The reply message usually has the same “subject” as the original,
with “Re:
” prepended.
Sometimes the original message is quoted in the new message
body as well.
Email continues to be very popular. The marketing research firm Radicati reports over 182 billion email messages were sent every day in 2013, over 215 billion in 2016, and over 290 billion in 2019. That comes to over 3.3 million email messages sent or received every second! (Sadly, other estimates indicate that over 90% of that is spam or other forms of malware such as viruses.)
The invention of email is generally credited to V.A. Shiva Ayyadurai in 1978, while he was a high school student in New Jersey. However, this isn't true at all; email was in use in the early 1970s. Apparently, this guy invented a program he called “EMAIL”, and the press got confused.
An email message contains three parts: the envelope which identifies the sender and recipients, the headers, and the message body. The headers and body together are referred to as the message.
It is important to understand that only the recipients listed on the envelope will receive an email message; mail servers never look at any headers to determine this! Also, the envelope is not part of the message that gets saved in a user's mailbox. So once some email message is delivered to you, you can't tell who else was listed on the envelope.
The special header mentioned above that identifies the start of an email message in a mailbox looks like this:
From sender date
(Note the space and no colon after
“From
”.
This special “From
” header is part of the
mailbox format common to most systems, known as
MBOX or Berkeley mailbox format,
and is not a standard email header at all.
See RFC-4155 and
the mbox(5)
man page for details.)
This “From
”
header is generated automatically from the
envelope from address.
Even if a “From
” header was provided, it is
over-written by most mail servers with the real sender.
This header is always the first one of an email message.

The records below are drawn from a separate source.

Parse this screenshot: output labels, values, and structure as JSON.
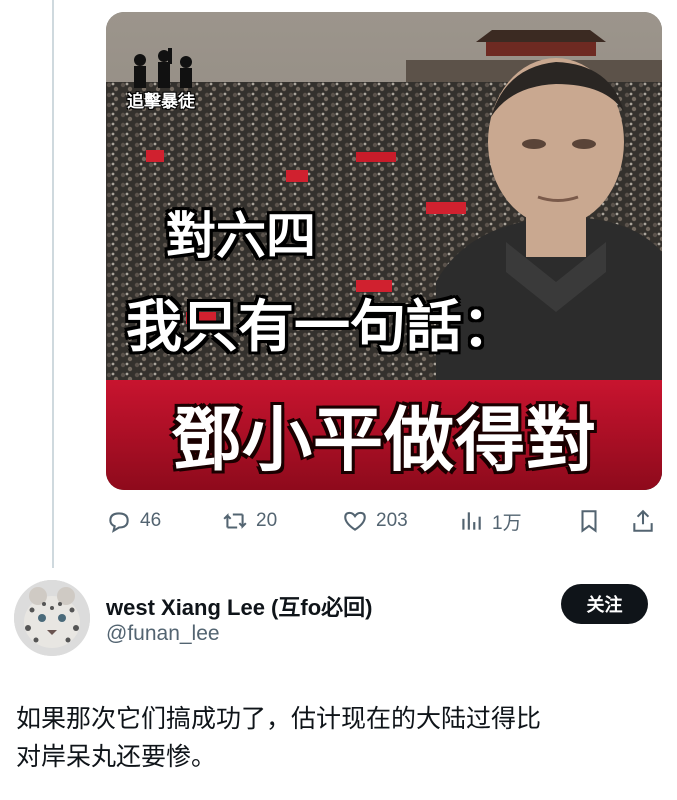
{
  "quoted_post": {
    "image": {
      "logo_text": "追擊暴徒",
      "line1": "對六四",
      "line2": "我只有一句話：",
      "line3": "鄧小平做得對"
    },
    "actions": {
      "reply_count": "46",
      "retweet_count": "20",
      "like_count": "203",
      "views_count": "1万",
      "icons": [
        "reply-icon",
        "retweet-icon",
        "like-icon",
        "views-icon",
        "bookmark-icon",
        "share-icon"
      ]
    }
  },
  "reply_post": {
    "display_name": "west Xiang Lee (互fo必回)",
    "handle": "@funan_lee",
    "follow_label": "关注",
    "text_line1": "如果那次它们搞成功了，估计现在的大陆过得比",
    "text_line2": "对岸呆丸还要惨。"
  },
  "colors": {
    "text_primary": "#0f1419",
    "text_secondary": "#536471",
    "thread_line": "#cfd9de",
    "follow_button": "#0f1419",
    "banner_red": "#b8102a"
  }
}
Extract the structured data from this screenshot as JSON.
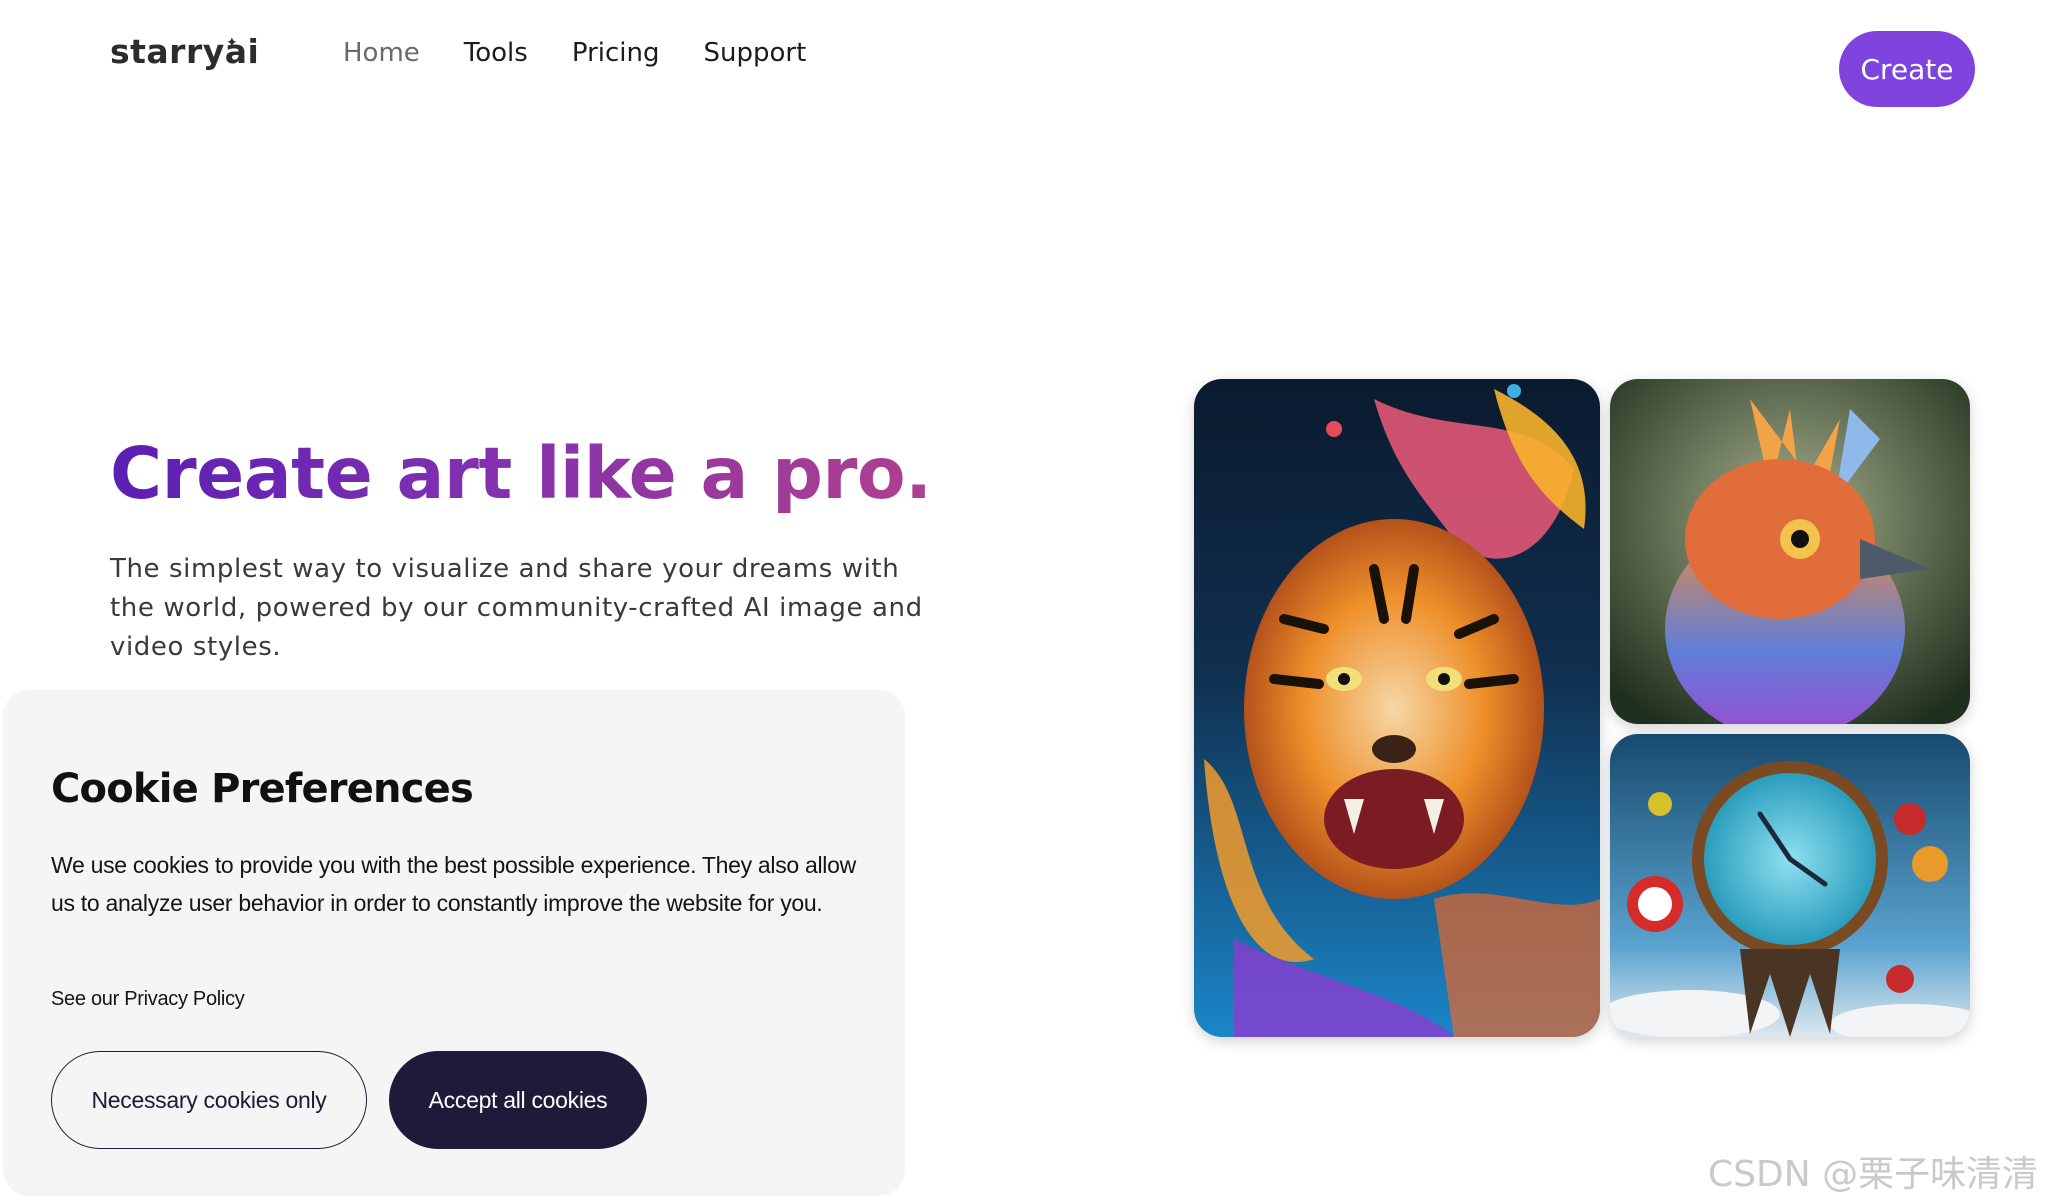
{
  "header": {
    "logo": "starryai",
    "nav": [
      "Home",
      "Tools",
      "Pricing",
      "Support"
    ],
    "create_label": "Create"
  },
  "hero": {
    "title": "Create art like a pro.",
    "subtitle": "The simplest way to visualize and share your dreams with the world, powered by our community-crafted AI image and video styles."
  },
  "gallery": {
    "images": [
      "tiger-artwork",
      "bird-artwork",
      "melting-clock-artwork"
    ]
  },
  "cookie": {
    "title": "Cookie Preferences",
    "text": "We use cookies to provide you with the best possible experience. They also allow us to analyze user behavior in order to constantly improve the website for you.",
    "privacy_link": "See our Privacy Policy",
    "necessary_label": "Necessary cookies only",
    "accept_label": "Accept all cookies"
  },
  "watermark": "CSDN @栗子味清清",
  "colors": {
    "accent": "#7e44dd",
    "title_gradient_start": "#5a1fb3",
    "title_gradient_end": "#b0408f",
    "dark_button": "#1f1a3a",
    "cookie_bg": "#f5f5f5"
  }
}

When a mail program is reading a mailbox, an email message begins
with this header and continues until the next
“From
” header, or until the end of the file.
What happens if the message body contains a line starting with
“From
”?
The mail program will typically insert an ASCII space
in front of that line, a technique called
space-stuffing.
When displaying messages the mail program removes the extra
spaces.
Eventually other headers were allowed as well such as
“Subject:
”.
A problem is, how to tell the difference between the headers
added by the mail program and the message entered by the
sender?
The answer is to have all the headers at the beginning
(hence the name), followed by one blank line, and that
followed by the message entered by the user.
That part is known as the message body.
Recall the “To:
” header does not determine
to whom the email gets delivered.
The addresses passed to the mail server (the envelope
addresses) and not the ones listed in any mail headers
determine who receives the email.
Since the various headers in the message do not determine who
receives the message, they may be faked easily.
There are many standard headers that can be used, such as:
Subject:
, To:
, From:
,
Cc:
(carbon copy), Date:
,
etc.
The carbon copy list is the same as the “To:” list, just
more recipients to add to the envelope.
The only difference is that somehow being listed on the
To:
list confers more status than being listed on the
Cc:
list.
Note there is no such thing as a Bcc:
header;
a “Blind carbon copy” recipient is listed on the
envelope but not in any headers.
See RFC-2076
and RFC-4021
for a description of standard email headers.
It is often the case where you need to add your name, title, contact information, and sometimes a legal notice, to some or to every email message you send. This information is known as a signature block, signature line, sig block, or just a signature. (This should not be confused with digital signatures, discussed below.) That can get tedious to type in for each message! Many mail programs (MUAs) and mail servers (MTAs) have a feature where you can set a signature to be automatically appended to the body of all email messages.
There are rules of “netiquette” (network etiquette) for email signatures. They should always begin with a line only containing two dashes and a space. This signature separator is called sig dashes, signature cut line, or sig-marker. (It is recognized automatically by most email programs, which can treat signatures specially when replying to a message and quoting the message body.) The other rules are that the signature should be plain text, with no more than 4 lines; each line should be at most 80 columns long.
There are many rules of “netiquette” for the body of email.
When using traditional, plain text email there are rules for
formatting signatures, quoting material, line length, line wrapping,
and so on.
These are defined in
RFC-3676 (Text/Plain Format).
This also defines when to use “space stuffing” (adding
a space to lines that start with “From
”,
a space, or a “>
”).
One useful convention you should follow is to quote URLs with angle-brackets (“<” and “>”). This allows an MUA to recognize a URL even when wrapped over multiple lines.
Modern email addresses look like this:
username@hostname
The hostname
is a host or computer on a
network.
The “@hostname” part is optional;
if missing usually localhost
(that is, the current system) is assumed.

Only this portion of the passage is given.